Total: 6+7+9+1=23, 22 if broke a straight/flush/high pair
There are similarly 23 of the 46 (exactly half) where the hand is made
as dealt. So half the time it's 23 that will end up paying, the other
half 22, for an average of 22.5.

(b) AKQJc:
3xT will make straight
2c-9c will make flush
3xA, 3xK, 3xQ, 3xJ will make high pair
Total: 3+8+12 = 23, 22 if broke straight/flush/high pair
Similarly, an average of 22.5.

(c) Other ace high, e.g. AKQTc:
3xJ (etc) will make straight
2c-9c will make flush
3xA, 3xK, 3xQ will make high pair
Total: 3+8+12 = 23, 22 if broke a straight/flush/high pair
Similarly, an average of 22.5.

Although there are 3 suits for the discarded card (e.g. Jh, Jd, Js),
you only discard one of them (say Jh), and you can still draw one of
the other two (say Jd) to make a high pair. Also, the "might have
discarded" cards don't overlap, so even though there are three classes
of card you might have thrown away, whatever you discard is a member
of only one of those classes (e.g. it make a straight, or it made a
flush, or it made a high pair; never more than one of these). The 9 of
club is a special case where it makes a straight and a flush, but then
you have a hand worth 50, presumably way more than a 4-card royal is
worth (some 20), so you would not discard the 9c, and all this doesn't
apply.

Obviously, the same goes for the other suits; I just used clubs as a
concrete example.

So it's 23 half of the time, and 22 for the cases where you break a
made hand (let's hope that *they* are not disqualified as well... I
don't think so, this is supposed to be compensation for a "bad beat",
and throwing away a flush to get nothing sounds like a bad beat to
me). That's very close to half the possible draws (actually exactly
half since the Ac completes a royal, and a royal is most certainly a
paying hand, so really it's 23.5 out of 47, not 22.5 out of 46). Four
to the straight flush is such a damned strong hand

M.

Duh. I've done it again. I can't seem to get it through my thick head
that these are *post draw* 4 to the royals.
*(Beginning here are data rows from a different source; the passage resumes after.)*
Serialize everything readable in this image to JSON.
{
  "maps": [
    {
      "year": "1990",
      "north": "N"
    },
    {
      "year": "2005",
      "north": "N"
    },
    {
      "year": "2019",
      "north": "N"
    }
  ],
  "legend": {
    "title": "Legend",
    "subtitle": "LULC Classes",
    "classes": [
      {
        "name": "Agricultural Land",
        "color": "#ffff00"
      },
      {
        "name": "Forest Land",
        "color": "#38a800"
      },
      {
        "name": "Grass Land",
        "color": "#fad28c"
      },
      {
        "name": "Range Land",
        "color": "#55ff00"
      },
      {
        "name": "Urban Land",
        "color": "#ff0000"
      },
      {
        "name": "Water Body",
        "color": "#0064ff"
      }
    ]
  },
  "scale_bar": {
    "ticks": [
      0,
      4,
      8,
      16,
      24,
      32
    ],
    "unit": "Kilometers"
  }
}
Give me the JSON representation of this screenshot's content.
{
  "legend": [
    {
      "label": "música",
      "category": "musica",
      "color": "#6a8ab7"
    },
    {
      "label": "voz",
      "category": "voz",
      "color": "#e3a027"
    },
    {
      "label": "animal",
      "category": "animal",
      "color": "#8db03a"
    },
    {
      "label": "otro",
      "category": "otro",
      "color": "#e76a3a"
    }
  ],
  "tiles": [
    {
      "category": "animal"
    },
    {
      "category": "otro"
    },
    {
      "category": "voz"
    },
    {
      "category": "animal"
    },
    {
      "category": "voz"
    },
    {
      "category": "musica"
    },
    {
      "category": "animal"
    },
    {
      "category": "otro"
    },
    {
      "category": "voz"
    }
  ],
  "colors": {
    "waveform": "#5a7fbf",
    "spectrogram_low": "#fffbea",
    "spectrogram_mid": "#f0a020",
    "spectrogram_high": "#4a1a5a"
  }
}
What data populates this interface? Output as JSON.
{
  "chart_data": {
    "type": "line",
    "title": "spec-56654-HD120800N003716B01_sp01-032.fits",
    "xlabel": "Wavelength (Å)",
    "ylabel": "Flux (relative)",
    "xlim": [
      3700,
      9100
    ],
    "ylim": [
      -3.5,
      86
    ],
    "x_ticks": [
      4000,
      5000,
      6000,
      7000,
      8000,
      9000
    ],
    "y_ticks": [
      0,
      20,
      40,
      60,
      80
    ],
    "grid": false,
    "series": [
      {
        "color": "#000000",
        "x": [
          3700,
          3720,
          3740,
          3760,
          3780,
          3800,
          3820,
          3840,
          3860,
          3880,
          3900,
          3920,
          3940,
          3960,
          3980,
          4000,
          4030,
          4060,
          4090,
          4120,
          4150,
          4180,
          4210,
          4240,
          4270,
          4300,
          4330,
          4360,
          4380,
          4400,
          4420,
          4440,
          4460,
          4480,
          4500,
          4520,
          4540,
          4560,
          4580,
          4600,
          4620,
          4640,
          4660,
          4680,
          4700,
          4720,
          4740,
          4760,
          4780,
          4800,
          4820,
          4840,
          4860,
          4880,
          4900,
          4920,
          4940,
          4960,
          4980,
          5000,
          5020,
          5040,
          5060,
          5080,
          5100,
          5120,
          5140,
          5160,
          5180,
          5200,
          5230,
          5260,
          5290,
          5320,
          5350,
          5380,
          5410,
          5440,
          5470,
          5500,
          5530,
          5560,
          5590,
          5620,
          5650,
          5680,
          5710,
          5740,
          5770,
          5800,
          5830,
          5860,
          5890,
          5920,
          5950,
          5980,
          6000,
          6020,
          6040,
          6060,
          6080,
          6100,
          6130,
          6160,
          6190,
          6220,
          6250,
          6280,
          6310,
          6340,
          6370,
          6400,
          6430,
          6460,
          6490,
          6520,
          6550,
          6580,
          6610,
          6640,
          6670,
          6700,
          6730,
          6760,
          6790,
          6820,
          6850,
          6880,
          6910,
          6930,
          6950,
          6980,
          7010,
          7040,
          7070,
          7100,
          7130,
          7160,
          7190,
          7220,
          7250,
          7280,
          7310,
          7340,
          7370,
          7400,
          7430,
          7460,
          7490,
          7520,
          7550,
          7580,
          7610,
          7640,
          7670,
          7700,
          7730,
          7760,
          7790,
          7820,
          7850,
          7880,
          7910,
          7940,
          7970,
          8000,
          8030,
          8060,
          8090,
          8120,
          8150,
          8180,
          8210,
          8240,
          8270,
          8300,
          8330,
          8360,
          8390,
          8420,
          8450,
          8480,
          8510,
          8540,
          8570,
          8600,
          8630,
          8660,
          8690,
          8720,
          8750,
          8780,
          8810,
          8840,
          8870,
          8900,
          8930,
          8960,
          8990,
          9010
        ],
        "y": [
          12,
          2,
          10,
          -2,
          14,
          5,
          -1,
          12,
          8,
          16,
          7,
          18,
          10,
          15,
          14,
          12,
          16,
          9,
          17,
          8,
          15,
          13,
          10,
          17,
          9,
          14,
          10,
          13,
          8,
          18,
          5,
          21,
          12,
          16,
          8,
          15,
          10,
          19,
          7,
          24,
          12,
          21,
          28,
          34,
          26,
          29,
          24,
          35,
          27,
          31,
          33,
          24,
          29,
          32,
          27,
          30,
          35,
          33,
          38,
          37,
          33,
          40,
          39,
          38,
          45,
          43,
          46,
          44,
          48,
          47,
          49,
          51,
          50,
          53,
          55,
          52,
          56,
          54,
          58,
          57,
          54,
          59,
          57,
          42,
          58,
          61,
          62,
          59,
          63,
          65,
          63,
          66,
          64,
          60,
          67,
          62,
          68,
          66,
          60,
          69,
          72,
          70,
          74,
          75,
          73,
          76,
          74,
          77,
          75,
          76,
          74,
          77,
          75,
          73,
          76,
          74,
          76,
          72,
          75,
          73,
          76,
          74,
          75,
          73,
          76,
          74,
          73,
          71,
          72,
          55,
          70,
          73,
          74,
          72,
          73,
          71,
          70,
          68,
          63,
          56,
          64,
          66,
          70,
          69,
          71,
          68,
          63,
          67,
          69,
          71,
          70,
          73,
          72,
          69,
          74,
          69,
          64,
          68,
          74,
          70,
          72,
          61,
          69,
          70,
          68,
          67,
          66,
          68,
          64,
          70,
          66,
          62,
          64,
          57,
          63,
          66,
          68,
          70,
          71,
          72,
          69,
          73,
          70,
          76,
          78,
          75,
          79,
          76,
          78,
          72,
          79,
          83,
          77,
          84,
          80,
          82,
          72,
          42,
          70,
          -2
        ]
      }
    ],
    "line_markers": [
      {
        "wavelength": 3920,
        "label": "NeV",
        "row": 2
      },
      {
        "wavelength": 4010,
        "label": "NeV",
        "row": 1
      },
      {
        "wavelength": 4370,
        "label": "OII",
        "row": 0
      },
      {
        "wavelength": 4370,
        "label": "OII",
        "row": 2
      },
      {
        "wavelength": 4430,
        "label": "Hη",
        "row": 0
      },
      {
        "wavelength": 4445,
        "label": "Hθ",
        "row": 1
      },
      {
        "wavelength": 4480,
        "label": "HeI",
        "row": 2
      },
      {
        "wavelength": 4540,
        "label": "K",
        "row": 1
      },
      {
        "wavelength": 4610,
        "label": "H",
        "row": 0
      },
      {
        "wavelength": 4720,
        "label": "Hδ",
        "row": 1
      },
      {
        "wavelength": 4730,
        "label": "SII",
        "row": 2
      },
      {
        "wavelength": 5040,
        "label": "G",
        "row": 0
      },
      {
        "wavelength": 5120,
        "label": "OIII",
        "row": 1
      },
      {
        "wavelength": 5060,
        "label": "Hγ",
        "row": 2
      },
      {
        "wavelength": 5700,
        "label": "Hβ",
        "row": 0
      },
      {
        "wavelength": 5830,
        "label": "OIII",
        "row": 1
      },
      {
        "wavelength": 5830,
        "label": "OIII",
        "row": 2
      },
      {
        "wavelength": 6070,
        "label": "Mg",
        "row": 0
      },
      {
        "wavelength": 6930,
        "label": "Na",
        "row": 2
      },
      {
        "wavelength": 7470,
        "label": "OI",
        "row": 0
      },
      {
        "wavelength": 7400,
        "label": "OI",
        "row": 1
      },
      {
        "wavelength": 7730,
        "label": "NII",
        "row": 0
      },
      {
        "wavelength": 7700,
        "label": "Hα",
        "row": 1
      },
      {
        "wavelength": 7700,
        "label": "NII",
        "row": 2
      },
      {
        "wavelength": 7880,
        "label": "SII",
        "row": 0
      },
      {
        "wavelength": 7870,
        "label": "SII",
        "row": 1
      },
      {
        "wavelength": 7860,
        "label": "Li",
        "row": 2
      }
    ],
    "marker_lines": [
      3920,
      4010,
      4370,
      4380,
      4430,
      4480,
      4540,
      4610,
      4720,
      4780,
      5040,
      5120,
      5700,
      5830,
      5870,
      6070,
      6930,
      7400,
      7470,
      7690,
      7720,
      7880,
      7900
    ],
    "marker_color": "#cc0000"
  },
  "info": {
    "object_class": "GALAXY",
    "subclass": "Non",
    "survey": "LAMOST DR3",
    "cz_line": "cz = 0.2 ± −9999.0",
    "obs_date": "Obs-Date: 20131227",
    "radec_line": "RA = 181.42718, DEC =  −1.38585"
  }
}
So there is no adjustment for straight flushes; a straight flush is a
paying hand. Period.

There may be strategy tweaks that affect the frequency of completing
to 4 card royals (the 460 figure). The question is, how often are
post-draw 4 card royals paying hands, thus disqualifying them from the
promotion (if that's how it is worded).

There are 46 possible rank and suit combinations for the final card.
(The 47th makes a 5-card royal.) Correct me if I'm wrong, but I
believe that they are all equally likely. In my previous post, I
showed that there are 23 of the 46 possible draws that end up as
paying hands. The vast majority of these pay way less than 20 bets,
making only high pairs, straights, or flushes, which makes them
irritating but that's irrelevant to the analysis.

So exactly half of post-draw 4-card royal flushes are paying hands. So
the promotion requirement that the hand is non-paying cuts the
expected return of the promotion exactly in half.

Sorry for the confusion.

M.